29 October, 2018 - 09:20 By News Desk

How may the Budget impact upon business?

It is quite likely that Phillip Hammond will face a difficult decision; to increase the tax take in order to pay for the costs of Brexit, or to continue to support business and entrepreneurship post Brexit through the tax system, writes Tim Shaw – Ensors’ Associate Tax Partner.

Given the current state of the Brexit negotiations, it is almost impossible to predict which way he will go, and he may well be walking a tightrope on the day.

The UK’s corporation tax rate of 19 per cent is internationally competitive and will also reduce to 17 per cent in April 2020. 

Subsequent reductions may be possible, but I believe that it would highly unlikely that any announcements will be announced pre-Brexit. 

The UK’s rules relating to R & D tax relief and the enterprise management incentive scheme are currently restricted by EU state aid rules and are therefore unlikely to be favourably changed pre Brexit.

The abolition of entrepreneur’s relief is often feared with every Budget, but I consider that this unlikely at present. There have been no indications to suggest this and indeed there have been recent consultations on certain favourable changes to this legislation where shareholdings are diluted. 

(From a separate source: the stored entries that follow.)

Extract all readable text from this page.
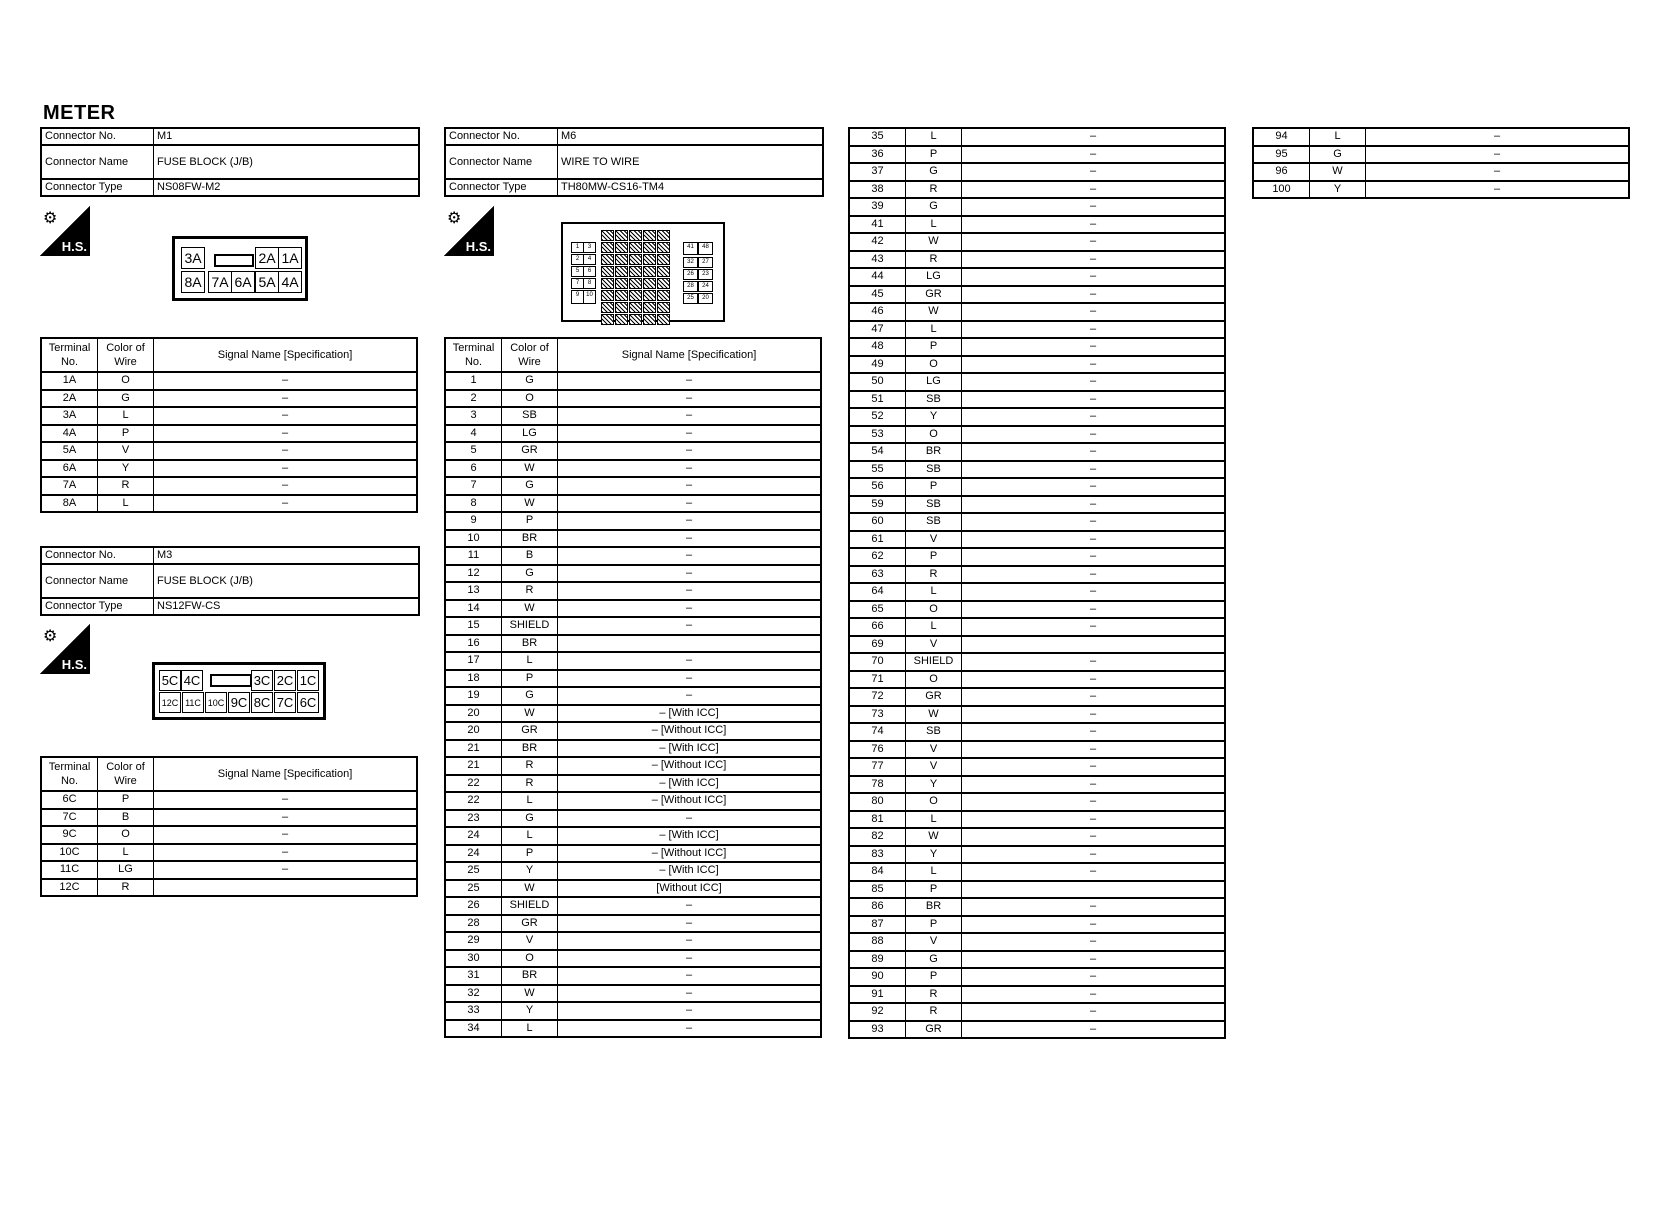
METER
Connector No.	M1
Connector Name	FUSE BLOCK (J/B)
Connector Type	NS08FW-M2
⚙
H.S.
3A	2A 1A
8A 7A 6A 5A 4A
Terminal No.	Color of Wire	Signal Name [Specification]
1A	O	–
2A	G	–
3A	L	–
4A	P	–
5A	V	–
6A	Y	–
7A	R	–
8A	L	–
Connector No.	M3
Connector Name	FUSE BLOCK (J/B)
Connector Type	NS12FW-CS
⚙
H.S.
5C 4C	3C 2C 1C
12C 11C 10C 9C 8C 7C 6C
Terminal No.	Color of Wire	Signal Name [Specification]
6C	P	–
7C	B	–
9C	O	–
10C	L	–
11C	LG	–
12C	R	
Connector No.	M6
Connector Name	WIRE TO WIRE
Connector Type	TH80MW-CS16-TM4
⚙
H.S.	1	3
2	4
5	6
7	8
9	10
41	48
32	27
26	23
28	24
25	20
Terminal No.	Color of Wire	Signal Name [Specification]
1	G	–
2	O	–
3	SB	–
4	LG	–
5	GR	–
6	W	–
7	G	–
8	W	–
9	P	–
10	BR	–
11	B	–
12	G	–
13	R	–
14	W	–
15	SHIELD	–
16	BR	
17	L	–
18	P	–
19	G	–
20	W	– [With ICC]
20	GR	– [Without ICC]
21	BR	– [With ICC]
21	R	– [Without ICC]
22	R	– [With ICC]
22	L	– [Without ICC]
23	G	–
24	L	– [With ICC]
24	P	– [Without ICC]
25	Y	– [With ICC]
25	W	[Without ICC]
26	SHIELD	–
28	GR	–
29	V	–
30	O	–
31	BR	–
32	W	–
33	Y	–
34	L	–
35	L	–
36	P	–
37	G	–
38	R	–
39	G	–
41	L	–
42	W	–
43	R	–
44	LG	–
45	GR	–
46	W	–
47	L	–
48	P	–
49	O	–
50	LG	–
51	SB	–
52	Y	–
53	O	–
54	BR	–
55	SB	–
56	P	–
59	SB	–
60	SB	–
61	V	–
62	P	–
63	R	–
64	L	–
65	O	–
66	L	–
69	V	
70	SHIELD	–
71	O	–
72	GR	–
73	W	–
74	SB	–
76	V	–
77	V	–
78	Y	–
80	O	–
81	L	–
82	W	–
83	Y	–
84	L	–
85	P	
86	BR	–
87	P	–
88	V	–
89	G	–
90	P	–
91	R	–
92	R	–
93	GR	–
94	L	–
95	G	–
96	W	–
100	Y	–
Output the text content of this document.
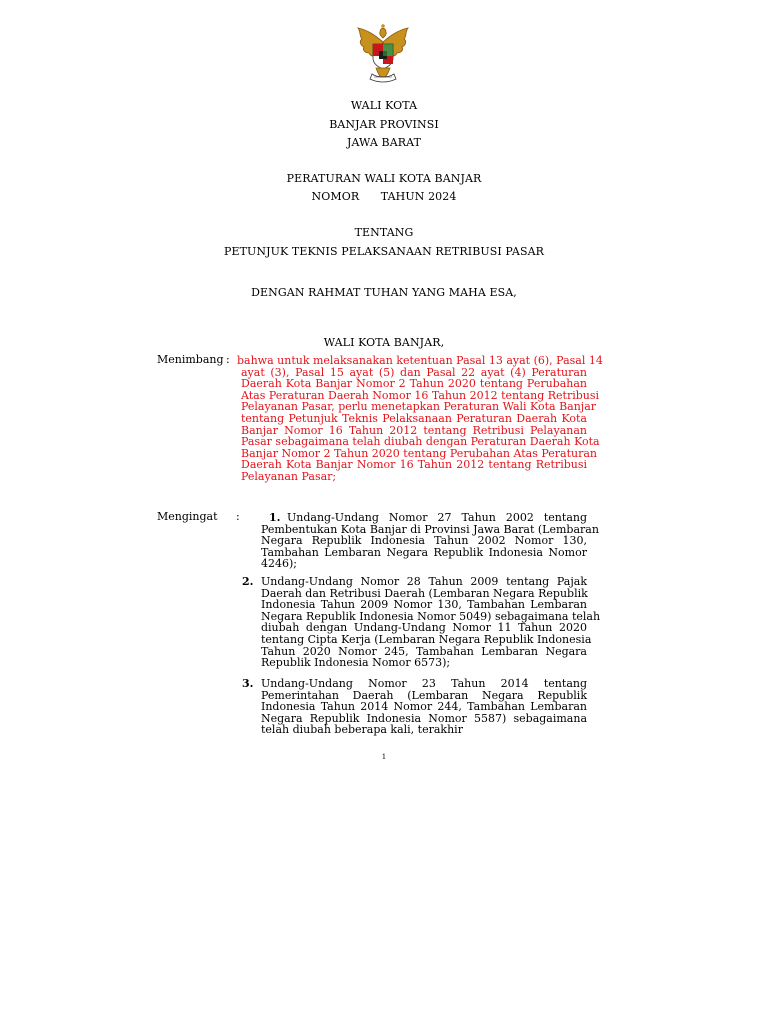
WALI KOTA
BANJAR PROVINSI
JAWA BARAT
PERATURAN WALI KOTA BANJAR
NOMOR      TAHUN 2024
TENTANG
PETUNJUK TEKNIS PELAKSANAAN RETRIBUSI PASAR
DENGAN RAHMAT TUHAN YANG MAHA ESA,
WALI KOTA BANJAR,
Menimbang : bahwa untuk melaksanakan ketentuan Pasal 13 ayat (6), Pasal 14
ayat (3), Pasal 15 ayat (5) dan Pasal 22 ayat (4) Peraturan
Daerah Kota Banjar Nomor 2 Tahun 2020 tentang Perubahan
Atas Peraturan Daerah Nomor 16 Tahun 2012 tentang Retribusi
Pelayanan Pasar, perlu menetapkan Peraturan Wali Kota Banjar
tentang Petunjuk Teknis Pelaksanaan Peraturan Daerah Kota
Banjar Nomor 16 Tahun 2012 tentang Retribusi Pelayanan
Pasar sebagaimana telah diubah dengan Peraturan Daerah Kota
Banjar Nomor 2 Tahun 2020 tentang Perubahan Atas Peraturan
Daerah Kota Banjar Nomor 16 Tahun 2012 tentang Retribusi
Pelayanan Pasar;
Mengingat :	1. Undang-Undang Nomor 27 Tahun 2002 tentang
Pembentukan Kota Banjar di Provinsi Jawa Barat (Lembaran
Negara Republik Indonesia Tahun 2002 Nomor 130,
Tambahan Lembaran Negara Republik Indonesia Nomor
4246);
2. Undang-Undang Nomor 28 Tahun 2009 tentang Pajak
Daerah dan Retribusi Daerah (Lembaran Negara Republik
Indonesia Tahun 2009 Nomor 130, Tambahan Lembaran
Negara Republik Indonesia Nomor 5049) sebagaimana telah
diubah dengan Undang-Undang Nomor 11 Tahun 2020
tentang Cipta Kerja (Lembaran Negara Republik Indonesia
Tahun 2020 Nomor 245, Tambahan Lembaran Negara
Republik Indonesia Nomor 6573);
3. Undang-Undang Nomor 23 Tahun 2014 tentang
Pemerintahan Daerah (Lembaran Negara Republik
Indonesia Tahun 2014 Nomor 244, Tambahan Lembaran
Negara Republik Indonesia Nomor 5587) sebagaimana
telah diubah beberapa kali, terakhir
1
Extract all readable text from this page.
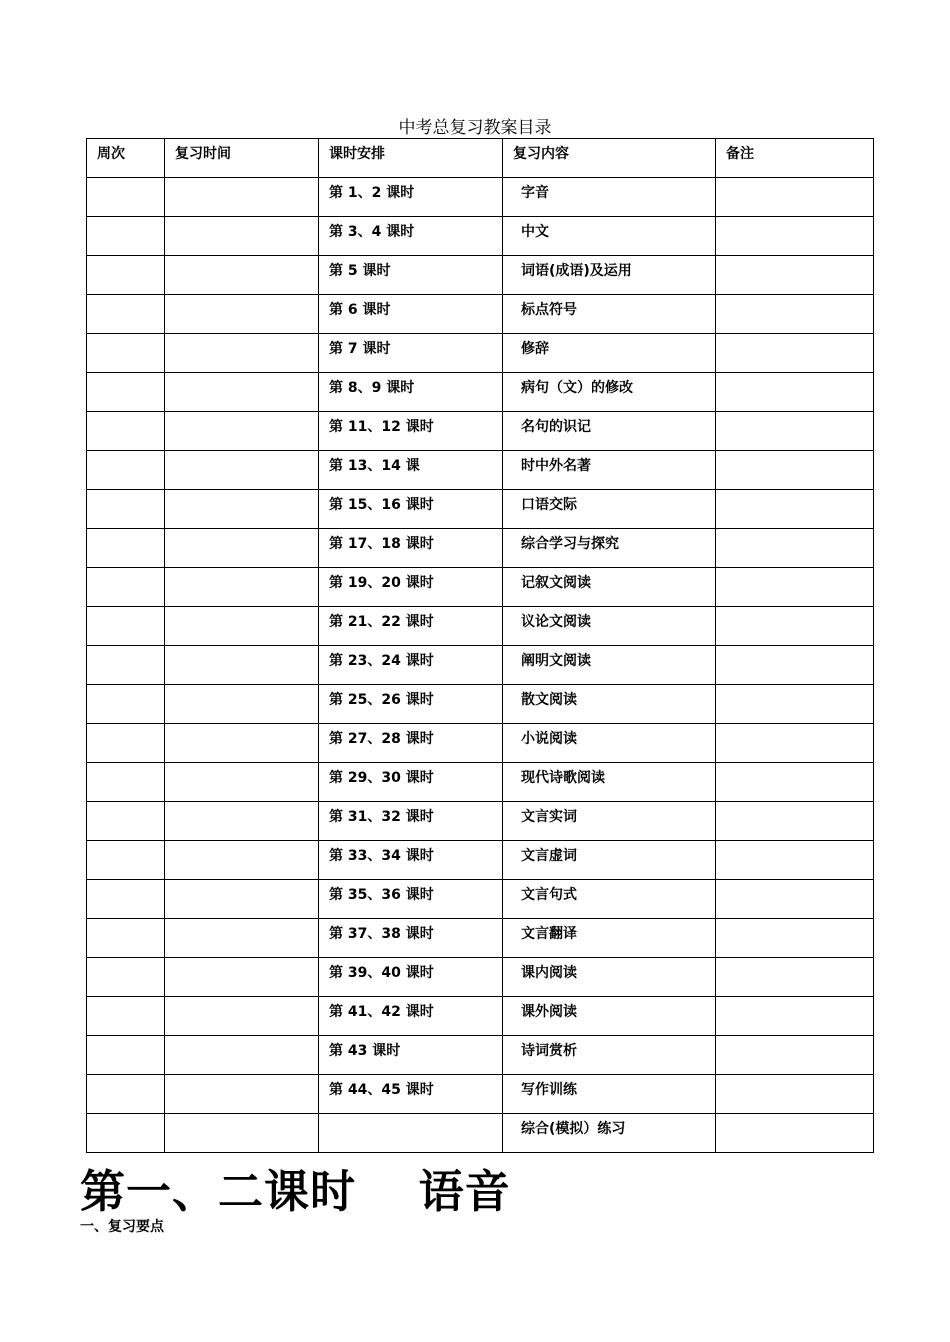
中考总复习教案目录
周次	复习时间	课时安排	复习内容	备注
		第 1、2 课时	字音	
		第 3、4 课时	中文	
		第 5 课时	词语(成语)及运用	
		第 6 课时	标点符号	
		第 7 课时	修辞	
		第 8、9 课时	病句（文）的修改	
		第 11、12 课时	名句的识记	
		第 13、14 课	时中外名著	
		第 15、16 课时	口语交际	
		第 17、18 课时	综合学习与探究	
		第 19、20 课时	记叙文阅读	
		第 21、22 课时	议论文阅读	
		第 23、24 课时	阐明文阅读	
		第 25、26 课时	散文阅读	
		第 27、28 课时	小说阅读	
		第 29、30 课时	现代诗歌阅读	
		第 31、32 课时	文言实词	
		第 33、34 课时	文言虚词	
		第 35、36 课时	文言句式	
		第 37、38 课时	文言翻译	
		第 39、40 课时	课内阅读	
		第 41、42 课时	课外阅读	
		第 43 课时	诗词赏析	
		第 44、45 课时	写作训练	
			综合(模拟）练习	
第一、二课时　 语音
一、复习要点
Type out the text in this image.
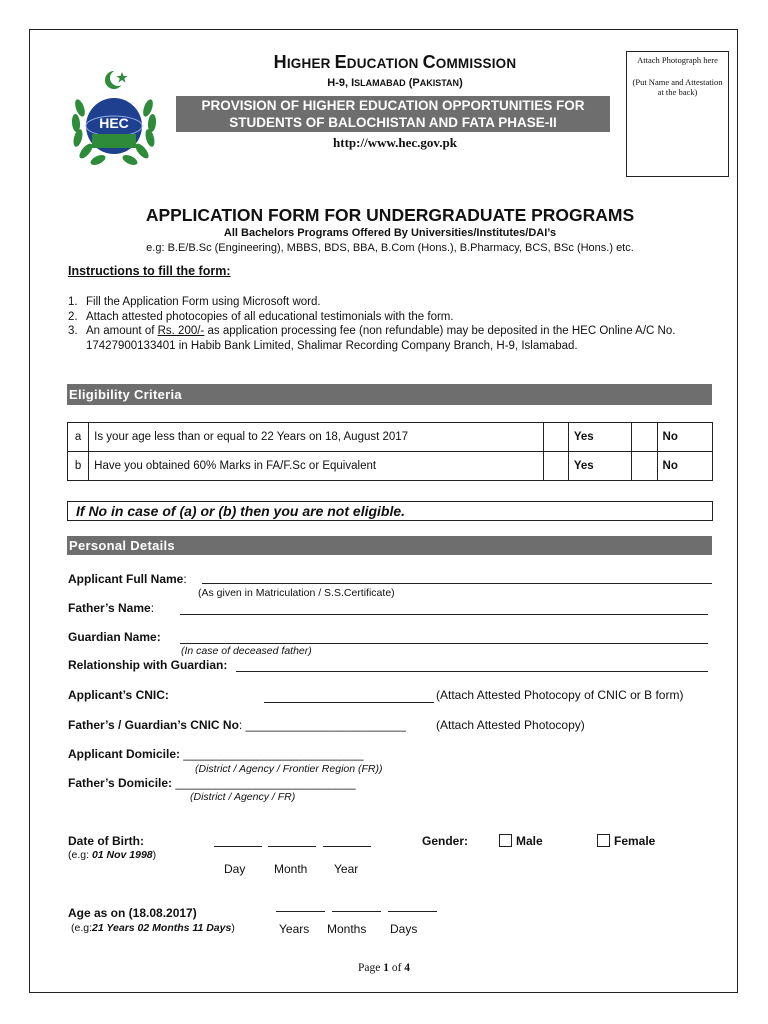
HEC
HIGHER EDUCATION COMMISSION
H-9, ISLAMABAD (PAKISTAN)
PROVISION OF HIGHER EDUCATION OPPORTUNITIES FOR
STUDENTS OF BALOCHISTAN AND FATA PHASE-II
http://www.hec.gov.pk

Attach Photograph here

(Put Name and Attestation at the back)

APPLICATION FORM FOR UNDERGRADUATE PROGRAMS
All Bachelors Programs Offered By Universities/Institutes/DAI’s
e.g: B.E/B.Sc (Engineering), MBBS, BDS, BBA, B.Com (Hons.), B.Pharmacy, BCS, BSc (Hons.) etc.
Instructions to fill the form:
1. Fill the Application Form using Microsoft word.
2. Attach attested photocopies of all educational testimonials with the form.
3. An amount of Rs. 200/- as application processing fee (non refundable) may be deposited in the HEC Online A/C No. 17427900133401 in Habib Bank Limited, Shalimar Recording Company Branch, H-9, Islamabad.
Eligibility Criteria
a	Is your age less than or equal to 22 Years on 18, August 2017		Yes		No
b	Have you obtained 60% Marks in FA/F.Sc or Equivalent		Yes		No
If No in case of (a) or (b) then you are not eligible.
Personal Details
Applicant Full Name:
(As given in Matriculation / S.S.Certificate)
Father’s Name:
Guardian Name:
(In case of deceased father)
Relationship with Guardian:
Applicant’s CNIC:	(Attach Attested Photocopy of CNIC or B form)
Father’s / Guardian’s CNIC No: ________________________	(Attach Attested Photocopy)
Applicant Domicile: ___________________________
(District / Agency / Frontier Region (FR))
Father’s Domicile: ___________________________
(District / Agency / FR)
Date of Birth:
(e.g: 01 Nov 1998)
Day Month Year
Gender:	Male	Female
Age as on (18.08.2017)
(e.g:21 Years 02 Months 11 Days)	Years Months Days
Page 1 of 4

More concerningly, the Government is looking to introduce legislation requiring companies to potentially apply PAYE and NIC when payments are made in certain circumstances to companies owned by contractors. 

In effect, the contractor’s company would be ignored if it was considered that the relationship with the contactor was, de facto, employment. This would mirror what was introduced in the Public Sector in 2017 and it is possible that such legislation could be extended to the Private Sector from as early as 6 April 2019. 

The annual dividend allowance of £2,000 is understood to cost the Treasury £1.3 billion per annum. The removal of this relief may be easy to “sell” to the electorate and could therefore be a relatively painless win for the Government.

The Chancellor recently stated that he intended to impose a new “digital services tax” and it has since been reported that the Treasury is planning to target the advertising revenues of companies such as Facebook and Google. Such a tax could be difficult to implement and there must be a risk, particularly in the current political climate, of retaliatory action if this was seen as directly targeting US companies.

As with every Budget now, considerable anti-avoidance legislation is introduced in the small print. Whilst this is often rightly targeted at tax schemes and aggressive planning, the breadth of the legislation can often impact adversely on bone-fide commercial transactions.

It would be helpful if such legislation could be specifically targeted or, alternatively, there should be clearer guidance than often now exists on when HMRC would look to use such legislation.

Finally, Making Tax Digital is being introduced for VAT purposes with effect from 1 April 2019.  It is unlikely that this will now be delayed and indeed to do so now could be quite frustrating for those taxpayers who have made preparations for this.  However, clarity on the dates of introduction for income tax and corporation tax would be welcomed.